Mia Hansen-Løve a trouvé en Isabelle Huppert l'interprète de rêve. Eternellement juvénile certes, mais terriblement drôle comme il lui arrive de l'être, émouvante comme jamais, cruelle aussi (la scène où elle prépare le repas de Noël...), elle porte, illumine, transcende ce beau film à la fois triste et plein d'espoir. Pfiou !

Commentaires

  • Tout ce que j'entends de ce film depuis quelques jours me fait baver d'envie. J'irai donc. Ce week-end.

  • Je pense que tu vas aimer et même ne pas pouvoir t'empêcher de faire une note de trois kilomètres.

  • T'aimerais ça, hein ?
    On va voir.

  • J'ai vu qu'il y avait du nouveau...
    Deux films que j'ai pas vus bien sûr !!!
    J'irai prendre le temps de lire !

  • Ta deuxième phrase, c'est un message subliminal pour moi ? Je l aime bien aussi mon boulot, mais 67 ans, quand même. .. faut penser à nos élèves !
    Un prof de philo ça a 3 ou 4 classes par an. 2 X moins que moi. Ça explique pourquoi elle sature pas.
    Pour Huppert of course, j'irai.

  • Non pas de message subliminal.
    Nous en avons parlé déjà il me semble t'avoir déjà dit que je trouvais aberrant qu'il y ait une voire deux générations d'écart entre les profs et leurs élèves. Et que je trouverais normal de ne pas être prof jusqu'en fin de carrière.
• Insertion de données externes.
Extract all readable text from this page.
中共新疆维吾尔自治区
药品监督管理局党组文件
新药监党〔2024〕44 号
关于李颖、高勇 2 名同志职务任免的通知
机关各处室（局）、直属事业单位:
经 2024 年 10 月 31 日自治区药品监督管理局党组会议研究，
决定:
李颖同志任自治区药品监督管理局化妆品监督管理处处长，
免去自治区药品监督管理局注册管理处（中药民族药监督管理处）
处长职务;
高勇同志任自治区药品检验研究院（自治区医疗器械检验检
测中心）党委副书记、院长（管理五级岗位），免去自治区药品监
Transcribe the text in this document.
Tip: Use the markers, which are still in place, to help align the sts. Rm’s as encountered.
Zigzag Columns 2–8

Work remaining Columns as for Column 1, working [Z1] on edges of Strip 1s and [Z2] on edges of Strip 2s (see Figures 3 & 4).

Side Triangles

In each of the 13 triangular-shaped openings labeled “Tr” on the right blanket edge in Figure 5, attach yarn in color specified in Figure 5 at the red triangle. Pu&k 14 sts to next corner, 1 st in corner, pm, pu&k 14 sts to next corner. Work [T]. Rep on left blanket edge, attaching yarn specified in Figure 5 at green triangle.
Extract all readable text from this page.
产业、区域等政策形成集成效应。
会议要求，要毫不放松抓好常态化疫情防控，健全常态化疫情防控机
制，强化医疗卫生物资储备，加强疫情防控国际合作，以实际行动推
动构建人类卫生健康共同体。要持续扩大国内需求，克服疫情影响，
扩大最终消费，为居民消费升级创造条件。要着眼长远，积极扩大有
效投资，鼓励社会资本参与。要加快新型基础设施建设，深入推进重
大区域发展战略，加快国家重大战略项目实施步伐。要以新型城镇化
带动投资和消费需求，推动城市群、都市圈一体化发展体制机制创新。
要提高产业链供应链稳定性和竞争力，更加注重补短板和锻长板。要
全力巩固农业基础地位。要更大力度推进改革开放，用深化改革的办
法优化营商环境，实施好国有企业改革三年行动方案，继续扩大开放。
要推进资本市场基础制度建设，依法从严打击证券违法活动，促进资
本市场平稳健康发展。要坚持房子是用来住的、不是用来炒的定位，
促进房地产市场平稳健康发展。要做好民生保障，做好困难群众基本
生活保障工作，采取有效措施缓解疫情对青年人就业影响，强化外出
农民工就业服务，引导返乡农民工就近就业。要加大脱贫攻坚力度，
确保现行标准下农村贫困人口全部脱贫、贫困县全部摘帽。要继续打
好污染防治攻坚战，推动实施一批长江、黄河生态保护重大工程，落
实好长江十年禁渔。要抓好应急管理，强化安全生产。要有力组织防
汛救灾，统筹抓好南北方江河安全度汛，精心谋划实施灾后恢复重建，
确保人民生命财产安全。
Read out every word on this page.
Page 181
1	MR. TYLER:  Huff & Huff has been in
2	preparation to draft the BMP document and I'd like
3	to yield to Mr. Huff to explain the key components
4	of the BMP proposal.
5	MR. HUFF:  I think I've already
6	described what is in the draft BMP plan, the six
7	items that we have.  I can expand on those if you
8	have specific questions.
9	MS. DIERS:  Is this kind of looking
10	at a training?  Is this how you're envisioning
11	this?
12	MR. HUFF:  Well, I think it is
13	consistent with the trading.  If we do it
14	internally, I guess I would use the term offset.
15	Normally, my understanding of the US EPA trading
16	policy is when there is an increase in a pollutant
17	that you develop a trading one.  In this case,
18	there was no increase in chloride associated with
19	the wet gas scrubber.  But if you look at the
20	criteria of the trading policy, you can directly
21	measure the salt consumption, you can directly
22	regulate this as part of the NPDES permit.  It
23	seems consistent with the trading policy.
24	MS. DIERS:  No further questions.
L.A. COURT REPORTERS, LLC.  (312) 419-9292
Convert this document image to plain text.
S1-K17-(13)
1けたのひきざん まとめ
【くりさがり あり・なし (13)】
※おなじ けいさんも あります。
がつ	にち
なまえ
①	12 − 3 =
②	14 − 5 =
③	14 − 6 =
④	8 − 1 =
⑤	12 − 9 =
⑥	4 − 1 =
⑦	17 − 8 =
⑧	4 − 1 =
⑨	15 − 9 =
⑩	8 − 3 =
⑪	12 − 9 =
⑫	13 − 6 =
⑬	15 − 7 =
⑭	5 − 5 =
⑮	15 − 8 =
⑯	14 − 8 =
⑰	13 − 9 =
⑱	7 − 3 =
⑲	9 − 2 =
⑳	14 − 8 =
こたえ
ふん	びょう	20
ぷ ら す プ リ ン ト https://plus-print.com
    Je pensais que les profs de philo avaient aussi 18 heures de cours par semaine ! Et j'imagine que les paquets de copies ne doivent pas être des parties de plaisir non plus et qu'en philo, les profs doivent lire de belle inepties. D'ailleurs dans le film on voit bien qu'elle prend sur son temps de loisirs pour corriger.

    Je sais que tu aimes ton métier ou que tu l'as aimé, mais je suis convaincue aussi que tu en es lassée.
    Et si Huppert dit ça dans le film c'est aussi pour se moquer des jeunes de 16/17 ans qui font "grève" pour leur retraite...et empêchent les autres d'entrer, les traitant de "collabos". Je suis assez d'accord pour me moquer un peu même si j'ai conscience que le monde qu'on laisse est une belle merde et qu'à notre époque on n'imaginait même pas que la retraite existait. Elle était d'un autre âge, d'une autre époque. On était foutument pas concernés !

  • Les profs de philo ont bien 18 h aussi, mais les TL ont 6 heures par semaine. Donc avec 3 ou 4 groupes, ils ont leur nombre d'heures, ce qui fait un total de 3x35 ou 4 x 35 élèves à connaitre, ce qui est la moitié et même moins que mon total !
    De plus quand tu enseignes une matière qu'ils ne connaitront qu'une année dans leur vie, il est évidemment plus facile de ne pas trouver d'élèves qui en ont déjà marre avant que tu ne commences !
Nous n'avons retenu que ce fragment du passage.